Your Estate Planning Agenda
Estate planning is not primarily about taxes. There was a time when it was, because relatively modest estates were depleted by taxes. Now, only about 5,600 estates a year are estimated to owe federal estate taxes.
Yet, you need a complete, up-to-date estate plan more than ever regardless of the value of your estate. Failure to have a plan or to have a quality, updated plan likely will lead to dissipation of much of your lifetime’s wealth and be an impediment to achieving your plans and goals for the wealth.
Pushing taxes aside, almost every estate has a host of other significant issues that need to be addressed.
Medical care. A good estate plan defines how your medical needs will be addressed. First, you’ll need documents that provide which decisions will be made and who will make them in case you aren’t able to. That means you need a medical power of attorney and perhaps a living will. The documents will depend on the state you reside in. You also should consider if you want documents such as a do-not-resuscitate order. You need to focus on both the scope of the documents and, especially with the power of attorney, selecting the person or people to make decisions. I discussed these documents in detail in past issues of Retirement Watch, and details are in the Archive on the members’ web site.

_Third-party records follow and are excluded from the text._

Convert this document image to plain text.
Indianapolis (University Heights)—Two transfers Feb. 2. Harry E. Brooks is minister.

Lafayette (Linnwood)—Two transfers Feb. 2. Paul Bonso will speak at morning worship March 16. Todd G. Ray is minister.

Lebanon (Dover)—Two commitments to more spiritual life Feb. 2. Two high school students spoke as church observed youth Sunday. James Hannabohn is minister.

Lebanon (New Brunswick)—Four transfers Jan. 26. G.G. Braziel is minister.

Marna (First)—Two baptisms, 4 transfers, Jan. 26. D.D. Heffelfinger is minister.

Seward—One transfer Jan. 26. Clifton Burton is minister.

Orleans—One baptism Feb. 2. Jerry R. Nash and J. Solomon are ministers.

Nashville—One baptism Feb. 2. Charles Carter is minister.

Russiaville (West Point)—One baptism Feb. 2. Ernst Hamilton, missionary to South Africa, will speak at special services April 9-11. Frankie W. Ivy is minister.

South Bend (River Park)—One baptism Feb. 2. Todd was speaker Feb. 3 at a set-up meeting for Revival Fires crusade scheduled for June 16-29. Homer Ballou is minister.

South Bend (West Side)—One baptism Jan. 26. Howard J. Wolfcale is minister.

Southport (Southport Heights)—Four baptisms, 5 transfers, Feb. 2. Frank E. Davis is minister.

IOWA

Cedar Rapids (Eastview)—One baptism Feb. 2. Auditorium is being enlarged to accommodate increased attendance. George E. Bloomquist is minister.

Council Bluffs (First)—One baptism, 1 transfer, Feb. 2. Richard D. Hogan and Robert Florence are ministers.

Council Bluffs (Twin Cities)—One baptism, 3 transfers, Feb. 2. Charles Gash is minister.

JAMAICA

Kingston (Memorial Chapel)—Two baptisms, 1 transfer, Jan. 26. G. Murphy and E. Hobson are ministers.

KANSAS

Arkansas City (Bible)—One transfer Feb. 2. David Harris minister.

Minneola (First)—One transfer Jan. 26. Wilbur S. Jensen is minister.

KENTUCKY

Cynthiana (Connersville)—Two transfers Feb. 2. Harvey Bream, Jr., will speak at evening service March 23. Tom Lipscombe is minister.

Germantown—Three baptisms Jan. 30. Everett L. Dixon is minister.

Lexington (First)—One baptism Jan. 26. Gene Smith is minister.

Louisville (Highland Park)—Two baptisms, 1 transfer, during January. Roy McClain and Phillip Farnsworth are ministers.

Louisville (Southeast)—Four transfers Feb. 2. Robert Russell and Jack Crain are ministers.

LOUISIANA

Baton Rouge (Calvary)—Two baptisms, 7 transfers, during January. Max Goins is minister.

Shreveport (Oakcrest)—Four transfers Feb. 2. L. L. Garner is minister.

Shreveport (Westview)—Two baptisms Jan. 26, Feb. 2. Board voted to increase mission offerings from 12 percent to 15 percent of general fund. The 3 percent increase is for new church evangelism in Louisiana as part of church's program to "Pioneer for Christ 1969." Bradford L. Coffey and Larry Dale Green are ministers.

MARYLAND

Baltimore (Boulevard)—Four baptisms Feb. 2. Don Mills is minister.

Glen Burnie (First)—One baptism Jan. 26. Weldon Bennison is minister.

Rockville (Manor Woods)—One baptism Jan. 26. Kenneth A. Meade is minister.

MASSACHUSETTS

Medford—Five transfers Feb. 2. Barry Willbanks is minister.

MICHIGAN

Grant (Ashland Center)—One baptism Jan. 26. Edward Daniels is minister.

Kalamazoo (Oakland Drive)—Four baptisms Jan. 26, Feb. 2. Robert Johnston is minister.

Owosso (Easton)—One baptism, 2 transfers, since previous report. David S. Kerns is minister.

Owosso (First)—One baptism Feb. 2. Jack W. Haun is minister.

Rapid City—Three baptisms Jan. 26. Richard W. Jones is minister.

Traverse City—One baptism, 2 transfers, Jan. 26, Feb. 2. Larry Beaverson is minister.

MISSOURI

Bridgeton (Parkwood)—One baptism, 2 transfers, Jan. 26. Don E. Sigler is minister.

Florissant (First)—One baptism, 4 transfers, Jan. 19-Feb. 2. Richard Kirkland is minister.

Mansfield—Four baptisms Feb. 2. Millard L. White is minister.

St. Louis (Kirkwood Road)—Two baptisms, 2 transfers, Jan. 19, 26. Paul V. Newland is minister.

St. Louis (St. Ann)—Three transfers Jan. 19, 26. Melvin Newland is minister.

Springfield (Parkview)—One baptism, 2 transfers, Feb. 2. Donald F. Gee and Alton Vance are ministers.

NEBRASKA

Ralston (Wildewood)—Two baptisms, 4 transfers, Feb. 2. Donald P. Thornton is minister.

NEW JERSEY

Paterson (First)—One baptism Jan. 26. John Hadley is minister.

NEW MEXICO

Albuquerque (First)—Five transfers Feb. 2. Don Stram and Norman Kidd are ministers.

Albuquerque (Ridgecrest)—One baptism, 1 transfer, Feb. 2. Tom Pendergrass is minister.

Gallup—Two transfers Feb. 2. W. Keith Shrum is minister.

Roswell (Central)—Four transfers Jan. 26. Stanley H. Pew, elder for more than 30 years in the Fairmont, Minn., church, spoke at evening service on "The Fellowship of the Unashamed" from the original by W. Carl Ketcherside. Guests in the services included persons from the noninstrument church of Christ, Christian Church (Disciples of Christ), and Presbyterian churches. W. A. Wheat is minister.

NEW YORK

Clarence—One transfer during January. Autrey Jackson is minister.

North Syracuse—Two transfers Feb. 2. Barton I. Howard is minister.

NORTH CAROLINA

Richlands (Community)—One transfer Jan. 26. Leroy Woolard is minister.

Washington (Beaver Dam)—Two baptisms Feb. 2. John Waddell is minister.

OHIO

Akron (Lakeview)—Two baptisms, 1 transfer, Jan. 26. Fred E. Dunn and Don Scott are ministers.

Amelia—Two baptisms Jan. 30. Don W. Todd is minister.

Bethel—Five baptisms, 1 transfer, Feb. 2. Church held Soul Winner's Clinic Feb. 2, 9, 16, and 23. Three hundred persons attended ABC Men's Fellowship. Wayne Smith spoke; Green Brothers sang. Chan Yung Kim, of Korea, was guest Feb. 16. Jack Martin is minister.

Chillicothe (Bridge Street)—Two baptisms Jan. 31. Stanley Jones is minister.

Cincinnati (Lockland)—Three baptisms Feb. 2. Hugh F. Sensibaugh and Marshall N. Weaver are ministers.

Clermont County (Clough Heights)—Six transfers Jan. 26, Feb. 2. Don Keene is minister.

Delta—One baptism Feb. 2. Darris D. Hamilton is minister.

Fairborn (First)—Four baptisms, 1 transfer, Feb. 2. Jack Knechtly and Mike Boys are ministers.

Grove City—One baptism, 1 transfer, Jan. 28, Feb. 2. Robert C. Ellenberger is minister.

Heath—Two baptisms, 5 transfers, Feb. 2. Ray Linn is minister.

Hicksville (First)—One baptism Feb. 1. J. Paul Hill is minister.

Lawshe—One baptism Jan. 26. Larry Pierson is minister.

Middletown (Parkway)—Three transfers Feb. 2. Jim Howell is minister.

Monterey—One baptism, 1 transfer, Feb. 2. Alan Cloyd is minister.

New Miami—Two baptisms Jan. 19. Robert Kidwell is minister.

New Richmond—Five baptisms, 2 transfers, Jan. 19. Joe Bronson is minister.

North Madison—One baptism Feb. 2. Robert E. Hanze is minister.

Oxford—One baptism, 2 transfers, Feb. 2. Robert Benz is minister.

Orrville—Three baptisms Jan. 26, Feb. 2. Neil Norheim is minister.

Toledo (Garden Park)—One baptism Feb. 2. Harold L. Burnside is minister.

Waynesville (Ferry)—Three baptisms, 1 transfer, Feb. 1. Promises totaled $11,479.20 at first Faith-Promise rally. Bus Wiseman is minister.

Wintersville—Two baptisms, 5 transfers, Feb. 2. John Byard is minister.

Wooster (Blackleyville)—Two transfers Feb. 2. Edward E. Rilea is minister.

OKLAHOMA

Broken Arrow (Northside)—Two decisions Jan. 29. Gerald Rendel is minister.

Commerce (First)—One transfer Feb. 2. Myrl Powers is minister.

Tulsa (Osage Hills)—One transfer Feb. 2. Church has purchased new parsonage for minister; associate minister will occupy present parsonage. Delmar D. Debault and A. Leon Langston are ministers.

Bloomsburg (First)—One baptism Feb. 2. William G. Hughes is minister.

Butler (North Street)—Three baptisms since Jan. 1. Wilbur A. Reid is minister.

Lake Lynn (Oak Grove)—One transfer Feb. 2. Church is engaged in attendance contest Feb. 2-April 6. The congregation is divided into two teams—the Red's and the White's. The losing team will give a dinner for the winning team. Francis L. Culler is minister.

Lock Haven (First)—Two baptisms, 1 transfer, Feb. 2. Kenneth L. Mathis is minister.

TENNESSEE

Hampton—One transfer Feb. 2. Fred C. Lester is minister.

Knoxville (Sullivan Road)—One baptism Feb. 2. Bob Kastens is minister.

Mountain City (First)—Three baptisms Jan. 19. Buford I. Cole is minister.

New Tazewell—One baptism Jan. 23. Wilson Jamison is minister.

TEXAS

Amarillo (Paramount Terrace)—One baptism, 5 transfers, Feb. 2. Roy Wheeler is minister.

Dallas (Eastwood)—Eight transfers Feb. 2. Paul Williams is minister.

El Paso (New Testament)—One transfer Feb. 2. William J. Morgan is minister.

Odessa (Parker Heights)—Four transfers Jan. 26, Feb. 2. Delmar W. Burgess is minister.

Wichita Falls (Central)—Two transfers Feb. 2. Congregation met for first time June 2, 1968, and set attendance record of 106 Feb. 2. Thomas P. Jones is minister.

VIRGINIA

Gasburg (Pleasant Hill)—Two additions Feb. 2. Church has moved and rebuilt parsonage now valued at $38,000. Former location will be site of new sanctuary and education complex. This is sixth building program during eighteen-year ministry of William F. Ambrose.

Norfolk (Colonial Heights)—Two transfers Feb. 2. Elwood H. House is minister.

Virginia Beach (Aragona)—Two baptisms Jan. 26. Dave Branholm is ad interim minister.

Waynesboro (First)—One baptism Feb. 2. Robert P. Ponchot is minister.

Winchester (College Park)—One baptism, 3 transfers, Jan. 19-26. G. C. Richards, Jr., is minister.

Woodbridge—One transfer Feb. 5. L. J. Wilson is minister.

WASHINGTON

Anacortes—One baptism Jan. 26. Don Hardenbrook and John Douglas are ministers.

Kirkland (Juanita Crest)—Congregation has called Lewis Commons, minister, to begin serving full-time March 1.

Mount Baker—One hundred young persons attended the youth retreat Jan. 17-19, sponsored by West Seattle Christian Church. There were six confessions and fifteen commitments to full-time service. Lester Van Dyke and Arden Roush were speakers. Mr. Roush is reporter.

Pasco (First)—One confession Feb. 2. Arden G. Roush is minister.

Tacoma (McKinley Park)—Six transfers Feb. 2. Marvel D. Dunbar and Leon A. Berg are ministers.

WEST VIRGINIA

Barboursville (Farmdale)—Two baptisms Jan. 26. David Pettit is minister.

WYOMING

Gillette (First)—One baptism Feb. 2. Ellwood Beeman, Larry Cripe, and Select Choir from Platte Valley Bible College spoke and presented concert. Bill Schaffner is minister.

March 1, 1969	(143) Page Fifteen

The financial aspects of your medical care also should be covered. Do you have or should you buy long-term care insurance? If not, are you planning to qualify for Medicaid for any long-term care needs, or do you plan to meet the costs from your assets and income? Neglecting this issue leads too often to an estate being depleted to pay for care and the estate owner becoming a burden on others.
Avoiding disputes. When an estate owner doesn’t develop a plan, conflict and chaos often follow. Children, even adult children, can fight over how assets are divided and managed. The presence of a second spouse or other players can make the conflicts worse. You shouldn’t be content with thinking the kids can work it out. Any estate planner will tell you they often don’t. Even when an estate doesn’t seem to be worth much, there’s a need to clearly state how you want it divided and handled. In most families, there’s usually at least one person who’ll look for something to fight about if you leave an opening.
Probate. You might not be worried about taxes, but the probate process can cost a lot of money and delay settlement of your estate. Probate is the system that ensures your debts are paid, your assets are distributed how you intended, and heirs have clear legal title to assets. Some states have a streamlined and less expensive process, at least for smaller estates. But a number of states still use the older, expensive, cumbersome process. You need to find out which type of state you live in.
When the state has an unattractive probate process, consider avoiding the probate process and how to do it. You can use a living trust, partnerships, limited liability companies, joint title, and other tools. Each has advantages and disadvantages. Discuss them with an estate planner to select the tools for you.
When you live in or have property in more than one state, the processes of both states must be considered. The bulk of your estate will be governed by the state in which you are resident, and any real estate will be controlled by the state where it’s located.
Beneficiary forms. IRAs, annuities, employer retirement plans, life insurance, and some other assets aren’t affected by your will. They are inherited by whoever’s named in the beneficiary designation form. Be sure the copies of these forms in both your records and those of the firm sponsoring the asset reflect your current wishes. If you don’t do anything else toward estate planning, take this easy step.
Care of others. You might be helping or anticipate having to help a relative or other person. It might be an elderly parent or other relative. It could be a child or grandchild that has needs. If so, you probably want to develop a plan to ensure they have help when it’s needed.
Asset management. You’re probably managing investments and other assets well. You probably also determined who will benefit from the investment portfolio and other assets next. But who will manage the portfolio? Is your surviving spouse or other member of your family capable? If not, you need a plan.
One option is to find a money manager now. You can test drive a manager by giving one or more managers a portion of your portfolio to manage. That lets you see not only how they perform but how well they communicate and provide customer service. They’ll be in place and over time you can let your spouse or other heirs know that you believe the manager is good and that they should continue to use the firm’s services when they inherit the portfolio. If it’s the wrong manager, you’ll find out soon and be able to make another choice.
Succession. When you own one or more businesses, real estate, or complicated assets such as a collection, succession planning is a must. Look for someone in your family who’s able and interested in continuing management of the assets. Then plan the transition in management or ownership.
When there’s no suitable successor in the family, you might look for one or more employees who can continue management. They might want to buy the business from the estate or be willing to manage it while family members continue ownership. Or you should develop a plan for how the asset will be sold and the proceeds distributed to your loved ones.
You need to develop a succession or sale plan now. Too often, when a plan isn’t in place the value of the asset isn’t maintained during the transition. The estate doesn’t receive the full value the business once had.
You might have other issues to address, but these are the most common non-tax estate planning issues. Some of these you might be able to resolve on your own. But it’s best to meet with an experienced estate planner and discuss the goals and ambitions for your wealth, family, and the rest of your life. Then, you can identify the issues and develop a plan.